To put a positive spin on ‘Expedition One’ though, it is undoubtedly slick, well produced, and professionally performed. Ohlsson has a good voice and can certainly sing, whilst the musicians that surround her are equally adept and put in a tight performance with their chosen instruments. The choruses throughout are big, the riffs are chunky, and the generally up-tempo, driving rhythms are full of energy. Yes, you will nod your head or move about in appreciation of what you’re hearing, but it’ll not change your life. The title track that kicks things off is a solid enough slab of catchy, and energetic metal, and I will concede that Metalite are a better proposition when they slow things down a little. Songs such as the broodier, darker ‘Outer Worlds’ and stomping, chugging ‘New Generation’ bring with them a little more by way of charm and longevity.
Unfortunately, for my tastes, the music just isn’t memorable enough, though. Too many songs like ‘CtrlAltDel’ and ‘Cyberdome’ are forgettable, average fodder that barely register a flicker. It takes until the fourteenth track and ‘Utopia’ to even get me to raise an eyebrow. And this is thanks to the instrumental piece featuring a very good, extended lead guitar solo, full of nuance, feeling, and energy. But, for the most part, when the pace is increased, I completely lose interest. Yes, there are hooks, yes there are big melodies, but the minute the album is over, I remember next to nothing about any of the songs. Plus, being comprised of no fewer than sixteen tracks, there is far too much average music to wade through here.

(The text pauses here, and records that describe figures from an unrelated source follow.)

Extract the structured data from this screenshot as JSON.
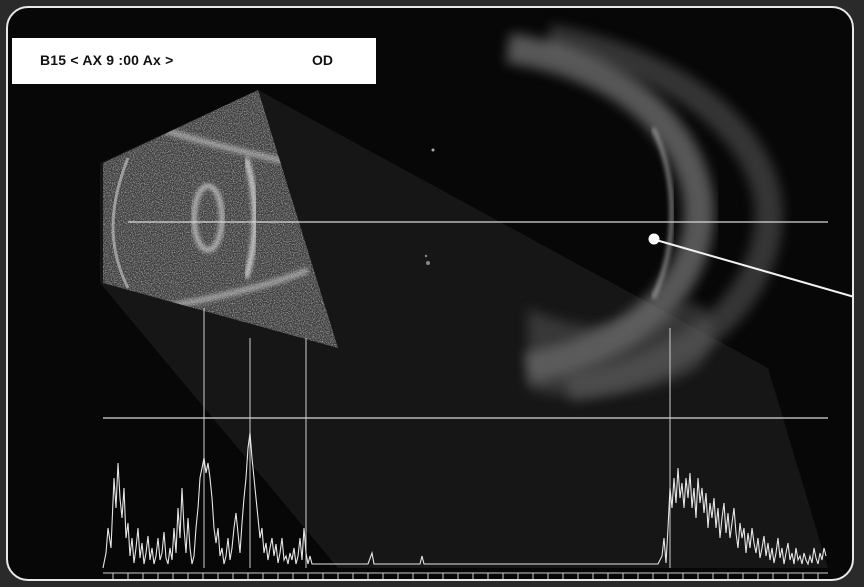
{
  "header": {
    "scan_label": "B15 < AX 9 :00 Ax >",
    "eye": "OD"
  },
  "icons": {
    "pointer": "annotation-pointer-icon"
  },
  "colors": {
    "background": "#070707",
    "frame_border": "#e8e8e8",
    "header_bg": "#ffffff",
    "trace": "#e6e6e6"
  }
}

There will be a large number of people who read this review and vehemently disagree with me. There will be a sizeable sector of the metal community who will take ‘Expedition One’ to their hearts and will flock to their live shows in support of the Swedish five-piece. I get that, I really do and each to their own. But I do have to question why, when there are, in my opinion, better bands out there. Nevertheless, it’d be a dull world if we all agreed on everything. So, if you have a love of shiny, sparkly, and melodic Euro metal that does everything it should, Metalite’s new album will do you very nicely indeed. For everyone else, you’ll want to look elsewhere, and quickly.